We transferred one of the euploid and had a beautiful baby girl, we transferred the next euploid and became pregnant with a boy, we ran an amnio for the single gene disorder in my family because there was about a 10% chance they could have missed the error. we were deprioritized for a microarray on the amnio fluid because of the euploid PGTA results. Our baby died on his scheduled due date. Turned out he had a chromosomal disorder that did not show up in the 5 cells that were biopsied from him as a embryo. We then found out that PGTA does not improve the chances of avoiding a baby being born with a chromosomal disorder. The same percentage of babies are born with disorders whether PGTA was used or not. The biopsy is only from the part of the embryo that forms the placenta, not the baby.
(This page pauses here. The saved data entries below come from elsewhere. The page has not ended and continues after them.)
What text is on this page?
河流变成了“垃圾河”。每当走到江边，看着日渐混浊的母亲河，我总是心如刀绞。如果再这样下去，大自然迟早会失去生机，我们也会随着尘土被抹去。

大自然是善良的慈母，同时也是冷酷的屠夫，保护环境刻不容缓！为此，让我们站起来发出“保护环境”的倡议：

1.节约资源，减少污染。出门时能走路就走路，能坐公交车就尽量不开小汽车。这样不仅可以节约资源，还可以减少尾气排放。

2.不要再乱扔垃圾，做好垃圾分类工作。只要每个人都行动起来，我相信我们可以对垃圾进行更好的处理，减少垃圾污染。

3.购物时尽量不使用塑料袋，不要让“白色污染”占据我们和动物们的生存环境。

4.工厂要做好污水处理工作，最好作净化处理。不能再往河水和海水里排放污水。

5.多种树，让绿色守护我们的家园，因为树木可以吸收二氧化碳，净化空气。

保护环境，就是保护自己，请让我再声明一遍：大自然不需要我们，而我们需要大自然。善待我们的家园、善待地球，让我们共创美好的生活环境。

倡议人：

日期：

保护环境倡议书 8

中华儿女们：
Then we found out the 2 mosaics that were discarded in 2022 could have actually resulted in a healthy live baby. They sat in storage for 2 1/2 years after the recommendations for mosaics had changed, no one updated us at any time. We would have kept them had we known. We were devastated at the loss of our son and traumatized by the misinformation. Now here we are again, another round of IVF, no choice but to do PGTM, 2 affected embryos and one with a segmental duplication. We were given genetic counseling that again would lead to the destruction of our one unaffected embryo. We turned to a 3rd party non affiliated genetic counselor. Turns out, the one with the segmental has an 85% chance that the duplication doesn’t exist in the rest of the embryo, so only a 15% chance it does. It is the only embryo we can use. So all PGTA has done is traumatize us all over again. We chose to transfer our embryo and hope for the best, but be prepared for the worst. It was a long fight but we are hoping this little embryo defies the PGTA results and becomes a healthy baby.

'Phil and alex' apparently implanted a number of embryos that resulted in miscarriage. The last one that they pgat tested implanted and they had a baby. I don't like the invasive nature of the test but it could help you avoid multiple miscarriage and waste time by directly transfering only embryos that pass the test.